The real undoing of Bordonian culture in the later half of the 18th century was entirely of the Bordonians' own making. Their urge to experiment with every conceivable dance style, an urge which had led them to sample nearly every European dance fashion of the previous two centuries, led them to bring back to the ballrooms of Terpsichorea a dance which would turn life as they knew it up-side down. The dance was the minuet, and for fifty years the Bordonians obsession with mastering it killed social dancing. Assemblies fell under the birch-rod authority of floor managers who, with plumed-tricorn in one hand and handkerchief in the other, would swoop to correct and admonish. Experienced choreographers looked on in disbelief as their compatriots of both sexes donned jewels, beauty spots, enormous powdered coiffures and artificial airs to follow their newly-appreciated franco-phone prince through an exercise in nothing more than manners and gesticulation. The human body which Bordonians had for centuries allowed to thrill in the dizzy exhilaration of dance, now, like a well-ordered state, was to be ruled by the head and each part was to know its exact place and twitch and defer according to reason and duty. A generation emerged ashamed not only of the old language, but also of their old dance tradition. It was not till the French Revolution ended the infection at source, and, by its own excesses, discredited the Enlightenment philosophies which had helped it spread, that the Bordonians began to reflect on and take pride again in the heritage they had nearly lost. Naturalism and spontaneity returned, social dancing was reinstated and a new generation attempted to catch up with developments in the English country dancing style which they had embraced a century earlier and which in the meantime had evolved in North America into lively improper contra dancing.
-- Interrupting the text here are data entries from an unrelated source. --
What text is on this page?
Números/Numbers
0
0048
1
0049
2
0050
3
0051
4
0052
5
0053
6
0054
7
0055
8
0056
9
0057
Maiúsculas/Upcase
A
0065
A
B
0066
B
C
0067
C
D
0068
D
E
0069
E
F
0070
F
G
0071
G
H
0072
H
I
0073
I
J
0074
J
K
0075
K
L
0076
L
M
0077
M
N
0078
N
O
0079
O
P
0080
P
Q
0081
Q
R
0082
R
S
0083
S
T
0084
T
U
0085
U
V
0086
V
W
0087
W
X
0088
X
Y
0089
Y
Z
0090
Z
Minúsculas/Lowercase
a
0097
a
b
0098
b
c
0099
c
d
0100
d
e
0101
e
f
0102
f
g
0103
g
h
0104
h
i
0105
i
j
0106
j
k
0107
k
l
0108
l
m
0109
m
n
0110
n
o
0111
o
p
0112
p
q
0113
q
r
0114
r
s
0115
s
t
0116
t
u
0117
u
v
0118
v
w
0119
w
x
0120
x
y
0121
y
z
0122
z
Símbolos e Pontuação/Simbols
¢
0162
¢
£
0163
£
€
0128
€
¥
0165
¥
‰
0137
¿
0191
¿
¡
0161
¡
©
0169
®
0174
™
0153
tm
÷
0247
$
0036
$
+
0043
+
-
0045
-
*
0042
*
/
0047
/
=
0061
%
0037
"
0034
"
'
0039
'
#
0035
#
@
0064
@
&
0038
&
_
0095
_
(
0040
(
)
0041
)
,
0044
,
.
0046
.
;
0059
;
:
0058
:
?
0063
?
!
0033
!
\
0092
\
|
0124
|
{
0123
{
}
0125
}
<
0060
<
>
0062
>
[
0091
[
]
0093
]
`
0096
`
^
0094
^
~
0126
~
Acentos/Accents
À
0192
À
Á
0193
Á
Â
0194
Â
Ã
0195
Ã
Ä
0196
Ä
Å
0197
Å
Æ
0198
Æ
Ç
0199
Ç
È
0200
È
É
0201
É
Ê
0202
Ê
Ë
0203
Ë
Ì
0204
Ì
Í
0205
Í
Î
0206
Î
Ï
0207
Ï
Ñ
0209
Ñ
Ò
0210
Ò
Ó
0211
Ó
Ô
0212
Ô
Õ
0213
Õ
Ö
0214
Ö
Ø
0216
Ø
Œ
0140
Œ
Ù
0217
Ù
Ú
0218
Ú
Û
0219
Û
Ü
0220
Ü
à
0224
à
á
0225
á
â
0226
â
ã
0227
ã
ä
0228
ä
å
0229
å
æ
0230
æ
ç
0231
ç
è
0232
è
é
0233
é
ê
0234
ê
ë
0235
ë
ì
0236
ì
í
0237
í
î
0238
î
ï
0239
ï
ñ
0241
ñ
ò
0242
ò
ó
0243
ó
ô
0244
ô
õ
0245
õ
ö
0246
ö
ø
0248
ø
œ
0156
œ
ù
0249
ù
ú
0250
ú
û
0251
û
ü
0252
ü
In the first half of the 19th century, after weathering the Napoleonic Wars, the people of Bordonia were as keen as anyone in Europe to embrace a lighter mode of living. For the women, the high coiffures gave way to shorter hair and ringlets, heavy loops and deep decolletage to more practical high waisted frocks crossed with braid beneath the breasts. For the men, the square-tailed indoor overcoat gave way to a thinner-tailed coat buttoned at the waist, the knee breeches and stockings to slender trousers and the square-toed shoe with its heavy buckle to a lighter slipper. The people were ready for the fast turning of the waltz, mazurka, schottische and polka. As elsewhere in Europe Bordonians were soon putting the new steps into dances in the older circle, longways or quadrille forms and the resulting new dances along with new versions of the couples dances were turning into new folk dances. Pre-eminent among Bordonian dance masters at the time was Jan D'Honger. Like his contemporaries Cellarius, Coralli, Markowski, and Laborde, D'Honger sought to extend that which was possible with the traditions in hand. He sought to instil in his dancers a spirit of improvisation believing, as Coralli once remarked, that 'Uniformity exists only for novices or the unskilled', at the same time as trying to record in definitive sequences the most interesting choreographic possibilities. In 1850 he put both old and new material into his Pleasures for Four Seasons. At the time problems of widespread poverty and unemployment were being compounded by a growing famine. In 1844 the grain harvest failed, in 1845 blight destroyed the potato crop and in 1846 the grain crop was lost to early summer heat. By 1848 many saw migration as the only way out. Over the next twelve years thousands of Bordonians joined their Wendish neighbours on long sea voyages to lands in which they hoped to find a better life. Terspichorea fell into ruin. A people who once made a language out of dance, a devotion out of balls and a religion out of their social calendar were scattered, and the surviving villagers in Nenirja and Dudelsac struggle to keep their traditions alive.